Questa foto fu pubblicata nell’edizione 2001 dell’Atlantic Monthly. In questa foto si può vedere lo scheletro di un Hutu, a cui mancano frammenti del cranio. Gli esperti di diritti umani riconoscono che il cranio scheggiato era dovuto alla percossa di un machete.
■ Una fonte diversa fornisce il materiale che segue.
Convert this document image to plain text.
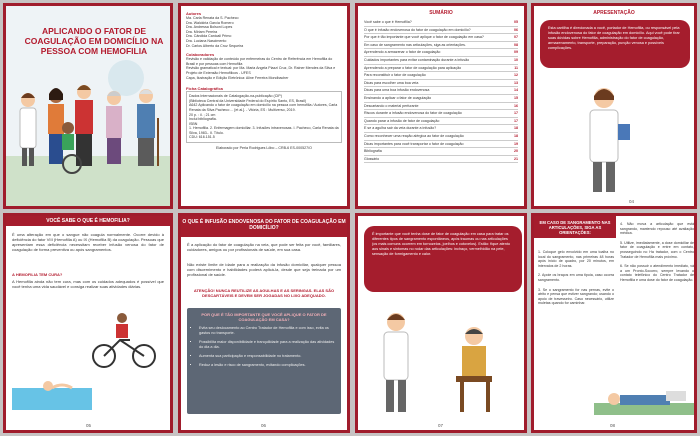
APLICANDO O FATOR DE COAGULAÇÃO EM DOMICÍLIO NA PESSOA COM HEMOFILIA
Autores
Ma. Carla Renata da S. Pacheco
Dra. Walckiria Garcia Romero
Dra. Andressa Bolsoni Lopes
Dra. Miriam Pereira
Dra. Cândida Canicali Primo
Dra. Luciana Nascimento
Dr. Carlos Alberto da Cruz Sequeira
Colaboradores
Revisão e validação de conteúdo por enfermeiras do Centro de Referência em Hemofilia do Brasil e por pessoas com Hemofilia
Revisão gramatical e textual: por Ma. Maria Angela Piazzi Cruz, Dr. Rainer Mendes da Silva e Projeto de Extensão Hemofilicos - UFES
Capa, Ilustração e Edição Eletrônica: Aline Ferreira Mondbacher
Ficha Catalográfica
Dados Internacionais de Catalogação-na-publicação (CIP)
(Biblioteca Central da Universidade Federal do Espírito Santo, ES, Brasil)
A642 Aplicando o fator de coagulação em domicílio na pessoa com hemofilia / Autores, Carla Renata da Silva Pacheco ... [et al.]. - Vitória, ES : Multiverso, 2019.
20 p. : il. ; 21 cm
Inclui bibliografia.
ISBN
1. Hemofilia. 2. Enfermagem domiciliar. 3. Infusões intravenosas. I. Pacheco, Carla Renata da Silva, 1983-. II. Título.
CDU: 616.151.5
Elaborado por Perla Rodrigues Lôbo – CRB-6 ES-000527/O
SUMÁRIO
Você sabe o que é Hemofilia?	05
O que é infusão endovenosa do fator de coagulação em domicílio?	06
Por que é tão importante que você aplique o fator de coagulação em casa?	07
Em caso de sangramento nas articulações, siga as orientações.	08
Aprendendo a armazenar o fator de coagulação	09
Cuidados importantes para evitar contaminação durante a infusão	10
Aprendendo a preparar o fator de coagulação para aplicação	11
Para reconstituir o fator de coagulação	12
Dicas para escolher uma boa veia	13
Dicas para uma boa infusão endovenosa	14
Ensinando a aplicar o fator de coagulação	15
Descartando o material perfurante	16
Riscos durante a infusão endovenosa do fator de coagulação	17
Quando parar a infusão de fator de coagulação	17
E se a agulha sair da veia durante a infusão?	18
Como reconhecer uma reação alérgica ao fator de coagulação	18
Dicas importantes para você transportar o fator de coagulação	19
Bibliografia	20
Glossário	21
APRESENTAÇÃO
Esta cartilha é direcionada a você, portador de Hemofilia, ou responsável pela infusão endovenosa do fator de coagulação em domicílio. Aqui você pode tirar suas dúvidas sobre Hemofilia, administração do fator de coagulação, armazenamento, transporte, preparação, punção venosa e possíveis complicações.
04
VOCÊ SABE O QUE É HEMOFILIA?
É uma alteração em que o sangue não coagula normalmente. Ocorre devido à deficiência do fator VIII (Hemofilia A) ou IX (Hemofilia B) da coagulação. Pessoas que apresentam essa deficiência necessitam receber infusão venosa do fator de coagulação de forma preventiva ou após sangramentos.
A HEMOFILIA TEM CURA?
A Hemofilia ainda não tem cura, mas com os cuidados adequados é possível que você tenha uma vida saudável e consiga realizar suas atividades diárias.
05
O QUE É INFUSÃO ENDOVENOSA DO FATOR DE COAGULAÇÃO EM DOMICÍLIO?
É a aplicação do fator de coagulação na veia, que pode ser feita por você, familiares, cuidadores, amigos ou por profissionais de saúde, em sua casa.
Não existe limite de idade para a realização da infusão domiciliar, qualquer pessoa com discernimento e habilidades poderá aplicá-la, desde que seja treinada por um profissional de saúde.
ATENÇÃO! NUNCA REUTILIZE AS AGULHAS E AS SERINGAS. ELAS SÃO DESCARTÁVEIS E DEVEM SER JOGADAS NO LIXO ADEQUADO.
POR QUE É TÃO IMPORTANTE QUE VOCÊ APLIQUE O FATOR DE COAGULAÇÃO EM CASA?
▪ Evita seu deslocamento ao Centro Tratador de Hemofilia e com isso, evita os gastos no transporte.
▪ Possibilita maior disponibilidade e tranquilidade para a realização das atividades do dia a dia.
▪ Aumenta sua participação e responsabilidade no tratamento.
▪ Reduz a lesão e risco de sangramento, evitando complicações.
06
É importante que você tenha dose de fator de coagulação em casa para tratar os diferentes tipos de sangramento espontâneos, após traumas ou nas articulações (os mais comuns ocorrem em tornozelos, joelhos e cotovelos). Estão: fique atento aos sinais e sintomas no rodar das articulações: inchaço, vermelhidão na pele, sensação de formigamento e calor.
07
EM CASO DE SANGRAMENTO NAS ARTICULAÇÕES, SIGA AS ORIENTAÇÕES:
1. Coloque gelo envolvido em uma toalha no local do sangramento, nas primeiras 48 horas após início de quadro, por 20 minutos, em intervalos de 2 horas.
2. Apoie os braços em uma tipoia, caso ocorra sangramento.
3. Se o sangramento for nas pernas, evite o atrito e pensa que estiver sangrando; usando o apoio de travesseiro. Caso necessário, utilize muletas quando for caminhar.
4. Não mova a articulação que está sangrando, mantendo repouso até avaliação médica.
5. Utilize, imediatamente, a dose domiciliar de fator de coagulação e entre em contato, prosseguindo no Ha tratador, com o Centro Tratador de Hemofilia mais próximo.
6. Se não possuir o atendimento imediato, vá a um Pronto-Socorro, sempre levando o contato telefônico do Centro Tratador de Hemofilia e uma dose do fator de coagulação.
08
Una differenza di opinioni

Nella sua recensione di The International Politics of the Nigerian Civil War 1967-1970, lo studioso Douglas G. Anglin critica alcuni aspetti dell’interpretazione dell’autore John J Stremlau della guerra civile nigeriana. In riferimento all’analisi di Stremlau della guerra civile nigeriana, Anglin afferma: “Ha scelto esplicitamente di non soffermarsi sulla rettitudine di entrambe le parti. Di conseguenza, i suoi giudizi su questioni morali cruciali sono al massimo impliciti; su molte questioni, egli rimane, come ammette francamente, ambivalente” (Anglin 322). Anglin identifica l’incapacità, o piuttosto la mancanza di volontà, di Stremlau di condannare le azioni genocide degli Hausa, un’azione che Anglin suggerisce di delegittimare la sofferenza del popolo Igbo. Anglin continua ad articolare la sua critica affermando: “Così, il colonnello Ojukwu non viene mai apertamente denunciato come un politico assetato di potere che, almeno nelle ultime fasi della guerra, ha sacrificato il suo popolo sull’altare delle sue insaziabili ambizioni personali” (Anglin 322). Anglin critica inoltre la relativa indifferenza di Stremlau nei confronti del Commonwealth nigeriano: “Il dott. Le ricerche di Stremlau sono state meno che esaustive per quanto riguarda il Common Wealth, un’organizzazione per la quale mostra una curiosa antipatia, liquidandola in modo piuttosto sprezzante come il residuo di un precedente sistema imperiale” (Anglin 333).